Ähnlich hat die serbische Botschaft in London eine Mitteilung herausgegeben, in der steht, dass serbische Staatsbürger mit Wahlrecht, die nicht im einheitlichen Wählerverzeichnis (JBS) aufgeführt sind, gleichzeitig mit ihrem Antrag auf Wahl im Ausland eine Bewerbung um Aufnahme in das JBS in Serbien stellen müssen. Dies kann direkt über das eGovernment-Portal Serbiens erfolgen, wenn die Person ein Konto und ein qualifiziertes elektronisches Zertifikat hat, oder über die mobile Anwendung ConsentID. Die bereits im JBS aufgeführten Personen können ihren Antrag auf Wahl im Ausland einreichen, indem sie eine Kopie ihres gültigen biometrischen Personalausweises oder Reisepasses bereitstellen. Anträge können per E-Mail an die Botschaft gesendet oder persönlich oder per Einschreiben geliefert werden.
In Deutschland rät die serbische Botschaft den Bürgern, zu überprüfen, welches diplomatische Konsulat für ihren Wohnsitz zuständig ist – Berlin, Frankfurt, München, Düsseldorf, Stuttgart oder Hamburg –, bevor sie einen Antrag stellen. Dies stellt sicher, dass sie bei der nächstgelegenen serbischen diplomatischen oder konsularischen Vertretung wählen können. Nur Bürger, die im einheitlichen Wählerverzeichnis aufgeführt sind, können im Ausland wählen. Wenn sie nicht aufgeführt sind, müssen sie zuerst einen Antrag auf Aufnahme in das Verzeichnis stellen und gleichzeitig einen Antrag auf Wahl im Ausland einreichen. Der Antrag muss eine Kopie der ersten Seite eines gültigen Reisepasses oder beider Seiten eines gültigen Personalausweises oder eines gescannten Personalausweises mit Chip enthalten. Anträge können per E-Mail gesendet, persönlich abgegeben oder per Post an die serbische Botschaft in Berlin verschickt werden.
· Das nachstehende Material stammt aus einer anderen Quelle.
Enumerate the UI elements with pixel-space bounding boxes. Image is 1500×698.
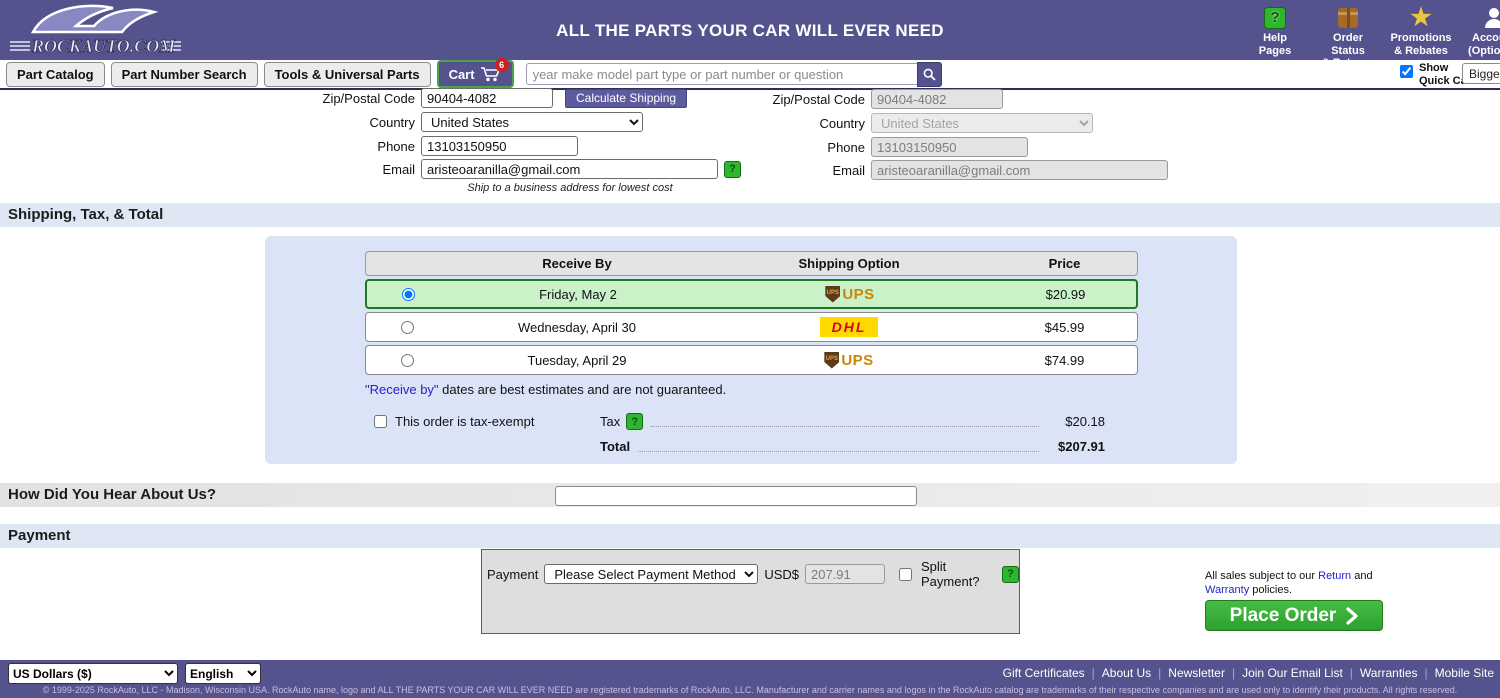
billing-email-input bbox=[871, 160, 1168, 180]
currency-label: USD$ bbox=[764, 566, 799, 582]
billing-email-label: Email bbox=[832, 162, 865, 178]
footer-link-newsletter[interactable]: Newsletter bbox=[1168, 666, 1225, 680]
tab-tools-universal-parts[interactable]: Tools & Universal Parts bbox=[263, 61, 431, 87]
help-icon: ? bbox=[1264, 7, 1286, 29]
return-policy-link[interactable]: Return bbox=[1318, 570, 1351, 582]
total-label: Total bbox=[600, 439, 631, 454]
search-bar bbox=[525, 61, 942, 87]
col-shipping-option: Shipping Option bbox=[798, 256, 900, 271]
star-icon: ★ bbox=[1410, 4, 1432, 31]
tax-exempt-checkbox[interactable] bbox=[374, 415, 387, 428]
shipping-price: $20.99 bbox=[1045, 286, 1086, 302]
footer-link-warranties[interactable]: Warranties bbox=[1360, 666, 1418, 680]
footer-link-about-us[interactable]: About Us bbox=[1102, 666, 1151, 680]
copyright-text: © 1999-2025 RockAuto, LLC - Madison, Wis… bbox=[42, 685, 1458, 695]
shipping-price: $45.99 bbox=[1044, 319, 1085, 335]
dotted-leader bbox=[651, 425, 1039, 427]
payment-header: Payment bbox=[0, 524, 1500, 548]
show-quick-cart-checkbox[interactable] bbox=[1400, 65, 1413, 78]
split-payment-checkbox[interactable] bbox=[899, 567, 912, 581]
footer-link-gift-certificates[interactable]: Gift Certificates bbox=[1003, 666, 1085, 680]
package-icon bbox=[1338, 8, 1358, 28]
total-row: Total $207.91 bbox=[365, 439, 1105, 454]
payment-method-select[interactable]: Please Select Payment Method bbox=[544, 564, 759, 584]
sales-policy-note: All sales subject to our Return and Warr… bbox=[1205, 570, 1373, 596]
rockauto-checkout-page: ROCKAUTO.COM ALL THE PARTS YOUR CAR WILL… bbox=[0, 0, 1500, 698]
receive-by-disclaimer: "Receive by" dates are best estimates an… bbox=[365, 382, 727, 397]
shipping-option-radio[interactable] bbox=[400, 353, 414, 367]
payment-label: Payment bbox=[487, 566, 539, 582]
currency-select[interactable]: US Dollars ($) bbox=[8, 663, 178, 684]
chevron-right-icon bbox=[1346, 606, 1358, 625]
shipping-option-radio[interactable] bbox=[401, 287, 415, 301]
shipping-option-row[interactable]: Wednesday, April 30 DHL $45.99 bbox=[365, 312, 1138, 342]
payment-box: Payment Please Select Payment Method USD… bbox=[481, 549, 1020, 634]
split-payment-label: Split Payment? bbox=[921, 559, 980, 589]
footer-links: Gift Certificates | About Us | Newsletter |… bbox=[1002, 666, 1494, 680]
place-order-button[interactable]: Place Order bbox=[1205, 600, 1383, 631]
main-nav-bar: Part Catalog Part Number Search Tools & … bbox=[0, 58, 1500, 90]
language-select[interactable]: English bbox=[185, 663, 261, 684]
top-header: ROCKAUTO.COM ALL THE PARTS YOUR CAR WILL… bbox=[0, 0, 1500, 69]
bigger-text-button[interactable]: Bigge bbox=[1462, 63, 1500, 84]
tab-part-number-search[interactable]: Part Number Search bbox=[110, 61, 258, 87]
carrier-logo: UPS UPS bbox=[825, 285, 875, 303]
hear-about-input[interactable] bbox=[555, 486, 917, 506]
tax-label: Tax bbox=[600, 414, 621, 429]
shipping-phone-label: Phone bbox=[377, 138, 415, 154]
payment-amount-input bbox=[805, 564, 885, 584]
receive-by-date: Friday, May 2 bbox=[539, 286, 617, 302]
carrier-logo: UPS UPS bbox=[824, 351, 874, 369]
billing-phone-label: Phone bbox=[827, 139, 865, 155]
tax-help-icon[interactable]: ? bbox=[626, 413, 644, 430]
total-value: $207.91 bbox=[1058, 439, 1105, 454]
business-address-note: Ship to a business address for lowest co… bbox=[467, 182, 673, 194]
quick-link-label: Account(Optional) bbox=[1468, 32, 1500, 57]
footer-link-mobile-site[interactable]: Mobile Site bbox=[1435, 666, 1494, 680]
shipping-email-label: Email bbox=[382, 161, 415, 177]
billing-phone-input bbox=[871, 137, 1028, 157]
shipping-option-row[interactable]: Tuesday, April 29 UPS UPS $74.99 bbox=[365, 345, 1138, 375]
tax-row: This order is tax-exempt Tax ? $20.18 bbox=[365, 412, 1105, 431]
cart-icon: 6 bbox=[480, 58, 509, 82]
billing-zip-input bbox=[871, 89, 1003, 109]
tax-exempt-label: This order is tax-exempt bbox=[395, 414, 535, 429]
search-button[interactable] bbox=[916, 61, 942, 87]
split-payment-help-icon[interactable]: ? bbox=[1002, 565, 1019, 583]
billing-zip-label: Zip/Postal Code bbox=[772, 91, 866, 107]
shipping-options-panel: Receive By Shipping Option Price Friday,… bbox=[265, 236, 1237, 464]
account-icon bbox=[1484, 8, 1500, 28]
billing-country-select: United States bbox=[871, 113, 1093, 133]
receive-by-date: Wednesday, April 30 bbox=[517, 319, 637, 335]
tab-part-catalog[interactable]: Part Catalog bbox=[6, 61, 105, 87]
shipping-options-table: Receive By Shipping Option Price Friday,… bbox=[365, 251, 1138, 375]
quick-link-label: Help Pages bbox=[1258, 32, 1292, 57]
shipping-option-row[interactable]: Friday, May 2 UPS UPS $20.99 bbox=[365, 279, 1138, 309]
shipping-option-radio[interactable] bbox=[400, 320, 414, 334]
col-price: Price bbox=[1048, 256, 1081, 271]
shipping-price: $74.99 bbox=[1044, 352, 1085, 368]
cart-count-badge: 6 bbox=[494, 58, 509, 72]
footer: US Dollars ($) English Gift Certificates… bbox=[0, 660, 1500, 698]
footer-link-join-email-list[interactable]: Join Our Email List bbox=[1242, 666, 1343, 680]
shipping-country-label: Country bbox=[369, 114, 415, 130]
tab-cart[interactable]: Cart 6 bbox=[436, 58, 514, 88]
shipping-zip-label: Zip/Postal Code bbox=[322, 90, 416, 106]
search-input[interactable] bbox=[525, 63, 917, 85]
warranty-policy-link[interactable]: Warranty bbox=[1205, 584, 1249, 596]
billing-country-label: Country bbox=[819, 115, 865, 131]
quick-link-label: Promotions & Rebates bbox=[1390, 32, 1452, 57]
col-receive-by: Receive By bbox=[542, 256, 612, 271]
tax-value: $20.18 bbox=[1065, 414, 1105, 429]
dotted-leader bbox=[638, 450, 1039, 452]
search-icon bbox=[923, 68, 936, 81]
receive-by-link[interactable]: "Receive by" bbox=[365, 382, 439, 397]
carrier-logo: DHL bbox=[708, 316, 990, 338]
receive-by-date: Tuesday, April 29 bbox=[527, 352, 627, 368]
shipping-tax-total-header: Shipping, Tax, & Total bbox=[0, 203, 1500, 227]
shipping-table-header: Receive By Shipping Option Price bbox=[365, 251, 1138, 276]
In Montenegro hat die serbische Botschaft in Podgorica angekündigt, dass alle serbischen Staatsbürger mit registriertem Wohnsitz in Serbien, die in Montenegro wählen möchten, einen Antrag auf Aufnahme in das Wählerverzeichnis stellen müssen. Das ausgefüllte und unterschriebene Formular, zusammen mit einer Kopie eines gültigen serbischen Dokuments, kann persönlich, per Post, Fax oder E-Mail eingereicht werden. Für weitere Informationen können die Bürger die Botschaft direkt kontaktieren.
Die serbische Botschaft in Nordmazedonien hat ebenfalls mitgeteilt, dass Bürger ihre Anträge auf Wahl im Ausland an die serbische Botschaft in Skopje richten können. Der Antrag, zusammen mit einer Kopie eines gültigen Reisepasses oder Personalausweises, kann per E-Mail gesendet oder während der angegebenen Stunden persönlich abgegeben werden.
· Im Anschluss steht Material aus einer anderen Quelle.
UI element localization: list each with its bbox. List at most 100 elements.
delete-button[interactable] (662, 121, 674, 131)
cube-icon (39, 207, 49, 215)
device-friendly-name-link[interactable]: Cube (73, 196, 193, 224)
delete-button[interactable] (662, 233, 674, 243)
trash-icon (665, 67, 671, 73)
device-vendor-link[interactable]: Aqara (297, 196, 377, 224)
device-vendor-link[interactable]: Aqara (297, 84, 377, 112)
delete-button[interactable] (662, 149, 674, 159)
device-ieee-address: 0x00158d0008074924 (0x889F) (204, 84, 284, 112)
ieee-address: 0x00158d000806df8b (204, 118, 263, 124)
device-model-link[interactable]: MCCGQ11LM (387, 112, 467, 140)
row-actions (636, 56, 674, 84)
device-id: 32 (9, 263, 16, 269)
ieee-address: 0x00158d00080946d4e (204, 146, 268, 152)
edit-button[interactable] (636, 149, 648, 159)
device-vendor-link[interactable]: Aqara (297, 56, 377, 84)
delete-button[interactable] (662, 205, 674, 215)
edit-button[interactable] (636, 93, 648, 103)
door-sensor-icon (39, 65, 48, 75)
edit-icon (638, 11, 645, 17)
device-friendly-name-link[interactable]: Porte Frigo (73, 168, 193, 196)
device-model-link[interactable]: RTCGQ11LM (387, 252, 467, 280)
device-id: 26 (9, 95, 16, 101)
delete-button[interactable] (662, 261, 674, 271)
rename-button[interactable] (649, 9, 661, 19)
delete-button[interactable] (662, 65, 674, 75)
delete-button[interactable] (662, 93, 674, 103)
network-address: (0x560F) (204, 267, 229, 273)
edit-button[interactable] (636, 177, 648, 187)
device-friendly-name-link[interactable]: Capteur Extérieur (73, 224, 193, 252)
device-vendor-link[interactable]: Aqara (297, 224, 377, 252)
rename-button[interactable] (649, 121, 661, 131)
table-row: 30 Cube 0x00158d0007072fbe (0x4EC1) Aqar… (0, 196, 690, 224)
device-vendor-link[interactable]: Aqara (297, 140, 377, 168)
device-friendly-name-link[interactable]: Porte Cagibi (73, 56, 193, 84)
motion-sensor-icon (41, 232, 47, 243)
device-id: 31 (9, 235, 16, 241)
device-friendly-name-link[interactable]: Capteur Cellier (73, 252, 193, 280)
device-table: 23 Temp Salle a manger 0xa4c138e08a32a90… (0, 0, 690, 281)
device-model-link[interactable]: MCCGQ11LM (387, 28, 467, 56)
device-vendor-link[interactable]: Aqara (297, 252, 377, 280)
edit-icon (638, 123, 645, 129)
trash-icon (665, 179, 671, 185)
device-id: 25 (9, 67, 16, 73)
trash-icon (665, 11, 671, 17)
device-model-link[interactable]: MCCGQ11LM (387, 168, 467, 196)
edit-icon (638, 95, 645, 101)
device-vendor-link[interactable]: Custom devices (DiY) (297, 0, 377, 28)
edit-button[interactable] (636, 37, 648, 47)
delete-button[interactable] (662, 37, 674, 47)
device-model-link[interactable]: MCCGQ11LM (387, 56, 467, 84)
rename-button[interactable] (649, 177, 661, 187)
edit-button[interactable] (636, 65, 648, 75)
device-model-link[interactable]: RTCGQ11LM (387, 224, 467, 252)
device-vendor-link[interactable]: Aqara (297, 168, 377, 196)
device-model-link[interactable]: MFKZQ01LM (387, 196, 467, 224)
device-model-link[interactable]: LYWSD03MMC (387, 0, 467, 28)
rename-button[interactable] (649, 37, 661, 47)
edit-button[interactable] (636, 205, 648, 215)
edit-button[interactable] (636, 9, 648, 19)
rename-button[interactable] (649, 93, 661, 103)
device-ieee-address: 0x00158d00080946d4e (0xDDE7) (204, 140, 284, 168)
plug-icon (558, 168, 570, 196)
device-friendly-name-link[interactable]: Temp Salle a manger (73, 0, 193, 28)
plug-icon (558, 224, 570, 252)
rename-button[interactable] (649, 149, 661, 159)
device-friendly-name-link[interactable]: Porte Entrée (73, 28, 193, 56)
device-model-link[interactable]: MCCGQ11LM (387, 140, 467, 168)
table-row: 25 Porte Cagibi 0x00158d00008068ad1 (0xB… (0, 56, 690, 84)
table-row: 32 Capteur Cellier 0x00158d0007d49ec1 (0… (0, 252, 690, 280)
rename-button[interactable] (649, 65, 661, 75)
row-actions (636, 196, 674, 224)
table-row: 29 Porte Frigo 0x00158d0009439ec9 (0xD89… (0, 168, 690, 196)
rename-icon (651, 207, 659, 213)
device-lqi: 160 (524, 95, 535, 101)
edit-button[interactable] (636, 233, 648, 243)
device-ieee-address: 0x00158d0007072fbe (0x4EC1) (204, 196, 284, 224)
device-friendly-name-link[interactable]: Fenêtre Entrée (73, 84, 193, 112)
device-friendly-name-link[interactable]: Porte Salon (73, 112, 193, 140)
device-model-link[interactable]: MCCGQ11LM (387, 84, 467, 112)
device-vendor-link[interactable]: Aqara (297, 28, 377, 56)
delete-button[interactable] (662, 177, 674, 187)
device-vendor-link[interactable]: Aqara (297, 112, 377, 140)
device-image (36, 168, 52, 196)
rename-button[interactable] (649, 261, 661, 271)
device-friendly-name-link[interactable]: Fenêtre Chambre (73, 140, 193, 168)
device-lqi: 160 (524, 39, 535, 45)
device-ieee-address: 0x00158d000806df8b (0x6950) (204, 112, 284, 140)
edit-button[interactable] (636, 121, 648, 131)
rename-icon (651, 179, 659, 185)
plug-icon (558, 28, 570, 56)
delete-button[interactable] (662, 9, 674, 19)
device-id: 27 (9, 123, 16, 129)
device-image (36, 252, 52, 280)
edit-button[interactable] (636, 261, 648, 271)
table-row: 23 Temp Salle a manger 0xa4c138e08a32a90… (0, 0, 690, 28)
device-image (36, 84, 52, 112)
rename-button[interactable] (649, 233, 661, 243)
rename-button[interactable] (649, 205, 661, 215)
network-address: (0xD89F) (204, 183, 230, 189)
Diese Bemühungen der serbischen Botschaften zielen darauf ab, die Teilnahme der Bürger, die im Ausland leben, an den bevorstehenden Wahlen zu erleichtern und sicherzustellen, dass sie ihr Wahlrecht ausüben können. Der Prozess unterstreicht die Bedeutung der Aufrechterhaltung eines aktualisierten Wählerverzeichnisses und die Notwendigkeit für die Bürger, die Antragsfristen einzuhalten, um ihre Teilnahme am demokratischen Prozess sicherzustellen.